The new test measures a protein that is released to the bloodstream by dying heart muscle.
The protein is called cardiac myosin binding protein-C (cMyBP-C). The study found that cMyBP-C is released to the blood within just 15 minutes of cardiac damage, and rises to significant levels in three hours.
Sakthivel Sadayappan, PhD, senior author of the study, said that this is a potential ultra-early biomarker that could confirm whether a patient has had a heart attack, leading to faster and more effective treatment.
The only protein now used in blood tests that is specific to the heart is called cardiac troponin-I. It's the gold standard for detecting heart attacks. But it takes at least four to six hours for this protein to show up in the blood following a heart attack.

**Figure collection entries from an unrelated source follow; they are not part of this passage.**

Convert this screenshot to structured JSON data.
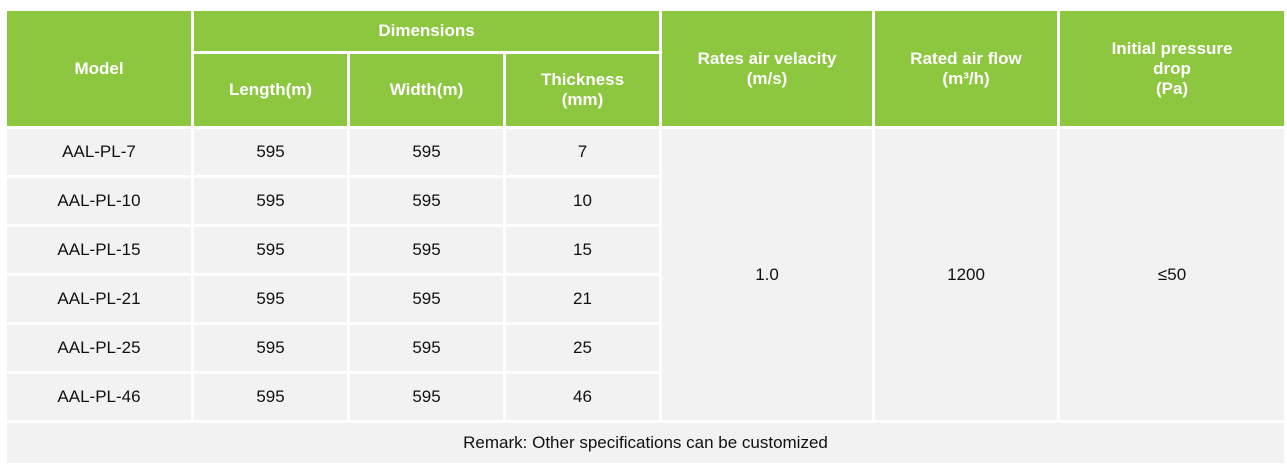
{
  "table": {
    "headers": {
      "model": "Model",
      "dimensions": "Dimensions",
      "length": "Length(m)",
      "width": "Width(m)",
      "thickness_line1": "Thickness",
      "thickness_line2": "(mm)",
      "velocity_line1": "Rates air velacity",
      "velocity_line2": "(m/s)",
      "airflow_line1": "Rated air flow",
      "airflow_line2": "(m³/h)",
      "pressure_line1": "Initial pressure",
      "pressure_line2": "drop",
      "pressure_line3": "(Pa)"
    },
    "rows": [
      {
        "model": "AAL-PL-7",
        "length": "595",
        "width": "595",
        "thickness": "7"
      },
      {
        "model": "AAL-PL-10",
        "length": "595",
        "width": "595",
        "thickness": "10"
      },
      {
        "model": "AAL-PL-15",
        "length": "595",
        "width": "595",
        "thickness": "15"
      },
      {
        "model": "AAL-PL-21",
        "length": "595",
        "width": "595",
        "thickness": "21"
      },
      {
        "model": "AAL-PL-25",
        "length": "595",
        "width": "595",
        "thickness": "25"
      },
      {
        "model": "AAL-PL-46",
        "length": "595",
        "width": "595",
        "thickness": "46"
      }
    ],
    "shared": {
      "velocity": "1.0",
      "airflow": "1200",
      "pressure": "≤50"
    },
    "remark": "Remark: Other specifications can be customized"
  },
  "colors": {
    "header_bg": "#8dc63f",
    "header_text": "#ffffff",
    "cell_bg": "#f2f2f2"
  }
}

So the search is on for another heart attack protein that is specific to the heart.
Like troponin-I , cMyBP-C is a protein specific to the heart. But it is more readily detected because of its large molecular size and relatively high concentration in the blood. During a heart attack, a coronary artery is blocked, and heart muscle cells begin to die due to lack of blood flow and oxygen. As heart cells die, cMyBP-C breaks into fragments and is released into the blood.
Sadayappan and colleagues found that cMyBP-C levels in a group of 176 heart attack patients were more than 18 times higher than cMyBP-C levels in a control group of 153 patients who did not have heart attacks. In a separate analysis of 12 cardiac patients who underwent a procedure that mimicked a minor heart attack, researchers found that cMyBP-C levels peaked four hours after the procedure. Researchers found similar results in a porcine model of heart attack.
The study has been published in the American Journal of Physiology - Heart and Circulatory Physiology.